Two detailed investigations by Committees of the House confirm that the IPCC has deliberately, persistently and prodigiously exaggerated not only the effect of greenhouse gases on temperature but also the environmental consequences of warmer weather.
He doesn't mince his words, does he? He goes on to explain the devastating effects of following the folly of the IPCC and the global warming alarmists:
If we take the heroically stupid decisions now on the table at Bali, it will once again be the world's poorest people who will die unheeded in their tens of millions, this time for lack of the heat and light and power and medical attention which we in the West have long been fortunate enough to take for granted.

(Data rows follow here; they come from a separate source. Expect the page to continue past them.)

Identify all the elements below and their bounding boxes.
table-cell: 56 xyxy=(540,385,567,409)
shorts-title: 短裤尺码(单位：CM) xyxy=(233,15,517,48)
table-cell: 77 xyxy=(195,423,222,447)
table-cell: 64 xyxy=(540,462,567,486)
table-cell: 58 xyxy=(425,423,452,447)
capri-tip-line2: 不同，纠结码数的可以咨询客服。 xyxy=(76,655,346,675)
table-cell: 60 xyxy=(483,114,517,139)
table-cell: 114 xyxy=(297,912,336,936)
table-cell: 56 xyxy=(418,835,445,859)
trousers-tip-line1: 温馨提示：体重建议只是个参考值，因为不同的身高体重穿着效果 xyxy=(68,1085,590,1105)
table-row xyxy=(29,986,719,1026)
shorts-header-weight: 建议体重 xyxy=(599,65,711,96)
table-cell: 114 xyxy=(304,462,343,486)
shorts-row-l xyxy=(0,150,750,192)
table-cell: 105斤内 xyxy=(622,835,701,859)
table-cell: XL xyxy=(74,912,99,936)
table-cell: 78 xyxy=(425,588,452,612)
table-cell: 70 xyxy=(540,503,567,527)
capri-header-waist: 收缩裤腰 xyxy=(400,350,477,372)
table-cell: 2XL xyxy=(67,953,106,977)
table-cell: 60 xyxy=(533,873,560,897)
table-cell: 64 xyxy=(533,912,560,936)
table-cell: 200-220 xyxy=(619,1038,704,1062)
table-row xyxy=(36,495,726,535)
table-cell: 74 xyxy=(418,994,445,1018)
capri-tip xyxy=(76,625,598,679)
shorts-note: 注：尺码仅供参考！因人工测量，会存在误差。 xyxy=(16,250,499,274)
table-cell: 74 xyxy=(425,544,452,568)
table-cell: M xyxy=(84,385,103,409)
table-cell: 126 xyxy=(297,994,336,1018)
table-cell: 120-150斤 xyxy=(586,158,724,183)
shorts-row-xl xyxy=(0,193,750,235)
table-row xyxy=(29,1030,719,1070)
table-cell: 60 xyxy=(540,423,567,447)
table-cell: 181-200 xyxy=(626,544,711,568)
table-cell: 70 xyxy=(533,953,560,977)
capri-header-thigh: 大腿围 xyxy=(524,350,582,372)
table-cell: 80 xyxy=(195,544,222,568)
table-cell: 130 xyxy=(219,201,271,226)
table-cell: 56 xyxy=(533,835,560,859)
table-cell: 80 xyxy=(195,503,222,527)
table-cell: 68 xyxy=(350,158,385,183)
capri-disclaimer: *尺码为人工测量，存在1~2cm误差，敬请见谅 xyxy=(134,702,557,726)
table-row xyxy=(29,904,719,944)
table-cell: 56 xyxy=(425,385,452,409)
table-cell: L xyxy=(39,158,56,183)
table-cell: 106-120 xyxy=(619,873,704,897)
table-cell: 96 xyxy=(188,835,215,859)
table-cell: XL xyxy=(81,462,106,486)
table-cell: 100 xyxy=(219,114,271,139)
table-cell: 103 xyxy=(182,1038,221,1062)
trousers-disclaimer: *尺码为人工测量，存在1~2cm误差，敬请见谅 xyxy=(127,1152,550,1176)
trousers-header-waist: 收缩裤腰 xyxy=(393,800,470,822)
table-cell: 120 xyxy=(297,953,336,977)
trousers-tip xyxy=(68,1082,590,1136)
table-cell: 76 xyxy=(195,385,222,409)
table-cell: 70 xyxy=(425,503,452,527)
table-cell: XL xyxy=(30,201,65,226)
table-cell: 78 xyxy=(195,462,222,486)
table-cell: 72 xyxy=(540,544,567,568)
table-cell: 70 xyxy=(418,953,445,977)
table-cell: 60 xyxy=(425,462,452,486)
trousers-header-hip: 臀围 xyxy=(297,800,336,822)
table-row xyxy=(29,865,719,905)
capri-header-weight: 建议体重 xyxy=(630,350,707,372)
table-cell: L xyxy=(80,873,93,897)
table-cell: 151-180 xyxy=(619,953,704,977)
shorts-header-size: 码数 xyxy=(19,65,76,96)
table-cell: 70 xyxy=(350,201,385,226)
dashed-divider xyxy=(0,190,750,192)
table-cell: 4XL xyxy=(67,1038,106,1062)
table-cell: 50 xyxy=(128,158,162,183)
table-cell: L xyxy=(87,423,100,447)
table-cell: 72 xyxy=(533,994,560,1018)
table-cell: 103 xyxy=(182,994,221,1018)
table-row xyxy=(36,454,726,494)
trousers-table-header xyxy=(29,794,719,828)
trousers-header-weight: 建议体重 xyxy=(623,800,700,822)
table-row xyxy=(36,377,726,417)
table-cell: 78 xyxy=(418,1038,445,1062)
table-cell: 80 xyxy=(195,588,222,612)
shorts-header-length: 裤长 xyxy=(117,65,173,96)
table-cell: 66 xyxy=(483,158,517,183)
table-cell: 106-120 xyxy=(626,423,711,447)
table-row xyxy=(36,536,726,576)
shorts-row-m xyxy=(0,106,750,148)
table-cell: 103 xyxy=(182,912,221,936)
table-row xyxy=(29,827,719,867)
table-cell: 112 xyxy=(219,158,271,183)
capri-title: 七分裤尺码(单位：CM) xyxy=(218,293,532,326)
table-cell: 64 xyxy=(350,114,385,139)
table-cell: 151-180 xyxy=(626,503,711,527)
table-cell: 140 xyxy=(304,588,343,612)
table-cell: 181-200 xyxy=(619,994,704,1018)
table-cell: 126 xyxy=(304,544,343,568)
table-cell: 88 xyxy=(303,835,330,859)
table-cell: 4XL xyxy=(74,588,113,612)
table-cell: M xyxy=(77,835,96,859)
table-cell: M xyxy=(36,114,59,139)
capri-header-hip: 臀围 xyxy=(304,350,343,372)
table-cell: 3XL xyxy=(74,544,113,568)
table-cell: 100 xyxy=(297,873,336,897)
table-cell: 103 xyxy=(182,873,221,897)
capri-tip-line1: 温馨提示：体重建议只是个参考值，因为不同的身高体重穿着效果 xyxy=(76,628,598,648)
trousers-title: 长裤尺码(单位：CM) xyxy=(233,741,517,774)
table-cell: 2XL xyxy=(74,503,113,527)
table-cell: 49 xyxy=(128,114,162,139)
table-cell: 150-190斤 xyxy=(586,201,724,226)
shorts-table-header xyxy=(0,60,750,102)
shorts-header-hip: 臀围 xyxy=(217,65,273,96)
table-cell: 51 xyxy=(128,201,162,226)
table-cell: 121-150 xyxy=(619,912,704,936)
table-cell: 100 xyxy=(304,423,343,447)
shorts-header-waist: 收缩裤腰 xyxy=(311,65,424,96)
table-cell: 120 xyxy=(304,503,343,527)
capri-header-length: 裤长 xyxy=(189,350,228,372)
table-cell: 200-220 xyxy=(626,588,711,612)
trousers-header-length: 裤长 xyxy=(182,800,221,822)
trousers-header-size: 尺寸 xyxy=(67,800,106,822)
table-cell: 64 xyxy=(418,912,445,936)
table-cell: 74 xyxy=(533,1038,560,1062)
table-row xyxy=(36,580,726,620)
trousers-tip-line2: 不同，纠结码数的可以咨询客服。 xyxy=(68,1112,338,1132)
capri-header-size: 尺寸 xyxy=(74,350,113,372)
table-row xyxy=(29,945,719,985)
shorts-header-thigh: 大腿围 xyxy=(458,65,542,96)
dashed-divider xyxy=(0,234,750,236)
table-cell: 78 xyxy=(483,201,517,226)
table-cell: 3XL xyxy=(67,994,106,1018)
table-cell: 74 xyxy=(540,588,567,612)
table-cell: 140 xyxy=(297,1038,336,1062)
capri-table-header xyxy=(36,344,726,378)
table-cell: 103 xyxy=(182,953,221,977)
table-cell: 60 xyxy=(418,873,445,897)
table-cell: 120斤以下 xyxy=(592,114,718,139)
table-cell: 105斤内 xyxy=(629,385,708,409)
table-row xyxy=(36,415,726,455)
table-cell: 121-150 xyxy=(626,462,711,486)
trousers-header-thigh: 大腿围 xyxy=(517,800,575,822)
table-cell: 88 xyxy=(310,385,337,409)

If we deny them the fossil-fuelled growth we have enjoyed, they will remain poor and, paradoxically, their populations will continue to increase, making the world's carbon footprint very much larger in the long run.

As they die, and as global temperature continues to fail to rise in accordance with the IPCC's laughably-exaggerated predictions, the self-congratulatory rhetoric that is the hallmark of the now-useless, costly, corrupt UN will again be near-unanimously parroted by lazy, unthinking politicians and journalists who ought to have done their duty by the poor but are now - for the third time in three decades - failing to speak up for those who are about to die.

My fellow-participants, there is no climate crisis. The correct policy response to a non-problem is to have the courage to do nothing. Take courage! Do nothing, and save the world's poor from yet another careless, UN-driven slaughter.
Full article via the Jakarta Post

h/t: Bourque

1 comment:

rabbit said...

I don't see how Monckton won the Nobel prize. I can find no record of him working for the IPCC.

Perhaps someone could clue me in here.